Warning: cranky old lady rant coming. Avert your eyes if you don't like this sort of thing.
I saw Catching Fire last night, on its second weekend, at an 8 PM show on a Saturday. Normally, I go to matinees, because I am cheap. But, for complicated reasons, I was there. This is all to say, I haven't been to a crowded showing where the audience skews young in quite a while.
During the previews, I could see lots of phone screens. Maybe a dozen. They were the brightest things in the theater. Far brighter than the projected image on the screen. I thought, surely, everyone would put away his phone when the movie started.
The young man (age hard to tell...I put him at 16-20) sitting right next to me, in fact, was looking at his phone more than he was watching the movie. He was reading his Facebook feed, composing status updates, and tagging lots of people. I know because it kept distracting me from the film, so I read over his shoulder.
He was RUINING. The MOVIE. Which cost ELEVEN DOLLARS.
I noticed, though, that he kept logging out of Facebook, so when he went back to check it again, he had to log back in. I reasoned that he was trying to deter himself from checking his phone. Each time he finished, he thought, "I know, I'll log out. That way, it will be a pain to get back on, which will make me less likely to check it again." (I often use the same logic when polishing off a pint of ice cream.)
Before the film had started, he had to leave and come back twice, awkwardly stepping over my companion and me. Each time, he apologized for inconveniencing us and said thank you, and we were, of course, very polite and accommodating. This was not a rude kid.
So about twenty minutes into the film, when I couldn't take it anymore, I leaned to him and loud-whispered, "YOU KNOW. THAT SCREEN IS REALLY BRIGHT." He apologized and put his phone away. I thanked him. I was afraid that might not last very long, but no. He didn't turn it back on for the rest of the movie. There were a couple others in rows further down, and they were annoying, but they were too far away for me to yell at. And the one right next to me was the one really ruining the movie. Which cost eleven dollars.

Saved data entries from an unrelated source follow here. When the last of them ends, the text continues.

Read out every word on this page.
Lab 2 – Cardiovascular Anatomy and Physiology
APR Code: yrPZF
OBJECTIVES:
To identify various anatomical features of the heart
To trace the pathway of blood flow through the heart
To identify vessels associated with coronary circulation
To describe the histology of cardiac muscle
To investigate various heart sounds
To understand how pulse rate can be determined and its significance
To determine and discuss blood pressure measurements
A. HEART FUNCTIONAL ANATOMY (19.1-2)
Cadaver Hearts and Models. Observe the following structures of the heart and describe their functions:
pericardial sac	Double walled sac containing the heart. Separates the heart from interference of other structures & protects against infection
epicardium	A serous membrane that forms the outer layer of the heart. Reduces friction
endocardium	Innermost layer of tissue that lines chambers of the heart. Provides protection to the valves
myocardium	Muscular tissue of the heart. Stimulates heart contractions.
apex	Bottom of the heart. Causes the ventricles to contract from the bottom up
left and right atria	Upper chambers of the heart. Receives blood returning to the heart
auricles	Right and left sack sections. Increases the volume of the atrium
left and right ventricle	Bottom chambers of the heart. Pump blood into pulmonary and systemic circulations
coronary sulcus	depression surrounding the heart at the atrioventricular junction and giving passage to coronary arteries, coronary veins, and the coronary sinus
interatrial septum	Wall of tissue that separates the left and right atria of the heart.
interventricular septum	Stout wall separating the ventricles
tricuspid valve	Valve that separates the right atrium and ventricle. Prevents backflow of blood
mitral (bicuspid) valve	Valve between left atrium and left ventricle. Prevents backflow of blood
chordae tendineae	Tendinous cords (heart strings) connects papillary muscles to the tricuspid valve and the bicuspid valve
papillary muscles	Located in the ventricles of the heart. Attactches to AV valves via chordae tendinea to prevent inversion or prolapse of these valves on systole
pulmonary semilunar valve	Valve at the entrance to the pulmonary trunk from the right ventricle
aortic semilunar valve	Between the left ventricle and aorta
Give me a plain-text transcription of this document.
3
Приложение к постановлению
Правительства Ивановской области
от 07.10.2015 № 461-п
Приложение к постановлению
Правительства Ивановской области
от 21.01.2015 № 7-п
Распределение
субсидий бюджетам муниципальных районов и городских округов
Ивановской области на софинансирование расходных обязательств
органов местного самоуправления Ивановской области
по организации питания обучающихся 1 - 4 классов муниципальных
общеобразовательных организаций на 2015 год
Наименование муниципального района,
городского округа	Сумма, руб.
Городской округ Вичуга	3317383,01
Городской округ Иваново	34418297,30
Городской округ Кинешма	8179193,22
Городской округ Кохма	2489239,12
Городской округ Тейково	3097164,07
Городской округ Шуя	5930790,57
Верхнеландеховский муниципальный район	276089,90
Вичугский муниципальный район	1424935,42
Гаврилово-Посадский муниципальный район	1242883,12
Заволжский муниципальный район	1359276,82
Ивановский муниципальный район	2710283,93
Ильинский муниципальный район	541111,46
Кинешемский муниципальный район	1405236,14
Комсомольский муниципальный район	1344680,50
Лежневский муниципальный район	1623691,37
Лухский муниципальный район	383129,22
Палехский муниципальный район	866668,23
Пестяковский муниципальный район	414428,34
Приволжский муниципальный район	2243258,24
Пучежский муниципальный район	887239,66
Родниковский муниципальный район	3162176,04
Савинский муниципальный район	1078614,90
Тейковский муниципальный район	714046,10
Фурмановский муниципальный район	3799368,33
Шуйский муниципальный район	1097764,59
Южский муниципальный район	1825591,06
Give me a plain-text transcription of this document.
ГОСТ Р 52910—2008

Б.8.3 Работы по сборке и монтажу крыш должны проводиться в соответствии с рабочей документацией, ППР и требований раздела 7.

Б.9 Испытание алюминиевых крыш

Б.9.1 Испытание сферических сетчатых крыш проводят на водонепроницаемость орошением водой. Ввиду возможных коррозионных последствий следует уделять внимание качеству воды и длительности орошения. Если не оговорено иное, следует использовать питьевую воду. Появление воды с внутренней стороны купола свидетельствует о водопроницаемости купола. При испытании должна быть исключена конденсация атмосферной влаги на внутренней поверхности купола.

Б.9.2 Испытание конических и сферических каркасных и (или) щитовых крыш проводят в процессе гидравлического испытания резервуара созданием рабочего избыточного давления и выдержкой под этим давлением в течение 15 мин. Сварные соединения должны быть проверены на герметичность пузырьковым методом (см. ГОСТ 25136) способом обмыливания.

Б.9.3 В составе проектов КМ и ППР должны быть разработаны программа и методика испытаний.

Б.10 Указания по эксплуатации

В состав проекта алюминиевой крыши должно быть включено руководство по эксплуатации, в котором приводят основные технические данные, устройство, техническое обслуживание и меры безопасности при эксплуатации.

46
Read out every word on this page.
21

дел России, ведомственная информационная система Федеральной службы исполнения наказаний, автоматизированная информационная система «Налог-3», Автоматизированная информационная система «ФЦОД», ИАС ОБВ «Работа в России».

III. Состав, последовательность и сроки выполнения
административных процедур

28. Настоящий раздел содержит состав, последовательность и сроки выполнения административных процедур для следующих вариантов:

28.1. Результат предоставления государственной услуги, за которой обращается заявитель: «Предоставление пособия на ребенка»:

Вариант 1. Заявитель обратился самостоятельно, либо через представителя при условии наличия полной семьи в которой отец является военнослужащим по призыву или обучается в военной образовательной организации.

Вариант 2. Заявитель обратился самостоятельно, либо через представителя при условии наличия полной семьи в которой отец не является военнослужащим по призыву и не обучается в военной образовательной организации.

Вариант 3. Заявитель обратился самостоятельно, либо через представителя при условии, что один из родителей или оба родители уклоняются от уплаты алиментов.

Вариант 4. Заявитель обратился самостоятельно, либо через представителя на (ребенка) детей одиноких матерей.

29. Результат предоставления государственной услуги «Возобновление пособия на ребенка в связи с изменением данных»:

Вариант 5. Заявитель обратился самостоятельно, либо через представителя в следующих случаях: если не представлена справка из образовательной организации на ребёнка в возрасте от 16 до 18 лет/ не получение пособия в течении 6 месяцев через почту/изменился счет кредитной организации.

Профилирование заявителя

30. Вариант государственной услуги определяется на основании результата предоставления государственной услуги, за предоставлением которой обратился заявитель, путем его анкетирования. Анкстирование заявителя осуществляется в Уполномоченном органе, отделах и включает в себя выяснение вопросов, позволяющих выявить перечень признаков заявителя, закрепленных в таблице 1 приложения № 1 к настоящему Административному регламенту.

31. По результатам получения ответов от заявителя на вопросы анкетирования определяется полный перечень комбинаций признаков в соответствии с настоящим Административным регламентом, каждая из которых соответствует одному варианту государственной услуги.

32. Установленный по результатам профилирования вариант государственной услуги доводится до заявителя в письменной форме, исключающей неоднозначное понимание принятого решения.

The kids in the theater didn't make me mad. They're kids, and they need to be told. What made me mad, after the fact (I was not ruminating on this during the movie, mind you. It was great. You should go.) was remembering every dummy on the Internet, who inevitably is not someone who spends much time in a classroom, who suggests that if teachers' lessons were interesting enough, kids wouldn't be tempted to distract themselves with their phones. Therefore we shouldn't have to require kids to put away their phones sometimes during math class.
Um, Francis Lawrence can't keep kids from being distracted by their phones. With a crazy-good story about reluctant teen revolutionaries. And a $78 million budget.
Learning takes focus. Focus takes practice. Kids might never know how jaw-droppingly cool are the things we are trying to teach them, if their focus is interrupted by Snapchat every two minutes. There are some things they need to be told.